Ecole apaisée

Le 1er juin, 20 minutes publiait un article intitulé Le canton renforce son dispositif face aux élèves «compliqués»1. Ce texte rempli de termes lénifiants destinés à amortir la réalité peut se résumer en quelques mots: l’école inclusive est un échec et il convient de prendre des mesures pour régler la question des élèves perturbateurs.
Que voilà une bonne nouvelle, penseront les naïfs, les écoliers vont retrouver des conditions d’apprentissage favorables.
Eh bien! pas du tout.
Certes, «le canton a présenté lundi un plan d'action pour mieux encadrer les comportements jugés “violents”» – pourquoi «jugés»? Le sont-ils ou ne le sont-ils pas? –, mais les solutions proposées laissent rêveur.
On va développer des «espaces ressources», où des professionnels pourront prendre en charge les élèves «compliqués» – pourquoi «compliqués» et pas «mal élevés» ou «insupportables»?
On va aussi mieux soutenir le corps enseignant par «des conférences en ligne, des outils pratiques et des documents de référence». On va donc alourdir encore la tâche déjà très pesante des maîtres vaudois.
Enfin, «des mesures seront proposées aux écoles dès la rentrée 2026 afin de favoriser une entrée dans la scolarité de manière plus apaisée» – pourquoi pas carrément apaisée? –, déclare le chef du Département de l’enseignement et de la formation, Frédéric Borloz, qui semble être un de ces hommes de droite tels que les aime la gauche.
Tout cela, évidemment, aura un coût. Mais qu’importe, du moment qu’on peut éviter de regarder la réalité en face, de voir que ce qui manque dans nos écoles et, hélas, dans trop de familles, c’est l’autorité et la discipline.
L’autorité n’est pas synonyme de tyrannie. La discipline n’est pas synonyme de servilité. Mais les enfants doivent apprendre que les adultes commandent et que l’obéissance n’a rien de honteux; qu’on ne peut pas apprendre et progresser à l’école si règne le désordre, si «certains élèves refusent de travailler, insultent ou mordent, tapent d’autres élèves, voire même les adultes».

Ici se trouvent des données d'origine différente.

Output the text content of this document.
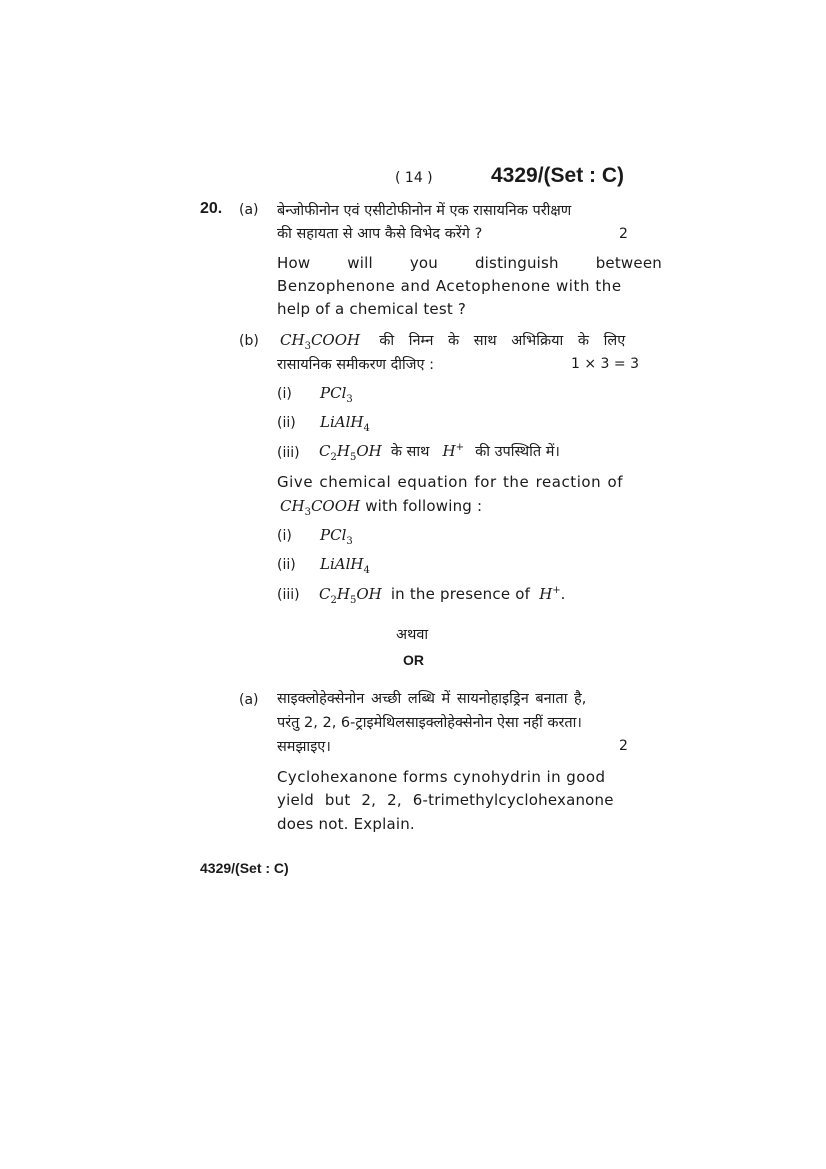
( 14 )	4329/(Set : C)
20. (a) बेन्जोफीनोन एवं एसीटोफीनोन में एक रासायनिक परीक्षण
की सहायता से आप कैसे विभेद करेंगे ?	2
How will you distinguish between
Benzophenone and Acetophenone with the
help of a chemical test ?
(b) $CH_3COOH$ की निम्न के साथ अभिक्रिया के लिए
रासायनिक समीकरण दीजिए :	1 × 3 = 3
(i) PCl$_3$
(ii) LiAlH$_4$
(iii) $C_2H_5OH$ के साथ H+ की उपस्थिति में।
Give chemical equation for the reaction of
$CH_3COOH$ with following :
(i) PCl$_3$
(ii) LiAlH$_4$
(iii) $C_2H_5OH$ in the presence of H+.
अथवा
OR
(a) साइक्लोहेक्सेनोन अच्छी लब्धि में सायनोहाइड्रिन बनाता है,
परंतु 2, 2, 6-ट्राइमेथिलसाइक्लोहेक्सेनोन ऐसा नहीं करता।
समझाइए।	2
Cyclohexanone forms cynohydrin in good
yield but 2, 2, 6-trimethylcyclohexanone
does not. Explain.
4329/(Set : C)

Un maître exigeant peut être apprécié et respecté par ses élèves. Des élèves disciplinés peuvent apprendre à exercer leur esprit critique, à condition d’avoir appris à lire, à écrire, à compter, puis à réfléchir.
Mais quel enfant apprendra à lire, à écrire, à compter et à réfléchir si les classes continuent à abriter des «élèves compliqués» uniquement pris en charge provisoirement par des «professionnels» mal définis dans des «espaces de ressources» exclusivement destinés à «calmer et faire descendre la pression» des fauteurs de troubles?
Les inquiets qui ont déploré, après les dernières élections au Conseil d’Etat vaudois, la mise en place d’un Gouvernement majoritairement de droite peuvent se rassurer: en ce qui concerne l’école, en tout cas, la gauche est toujours au pouvoir.
Mariette Paschoud
1 Vaud déploie un plan d'action pour encadrer les élèves au comportement difficile - 20 minutes.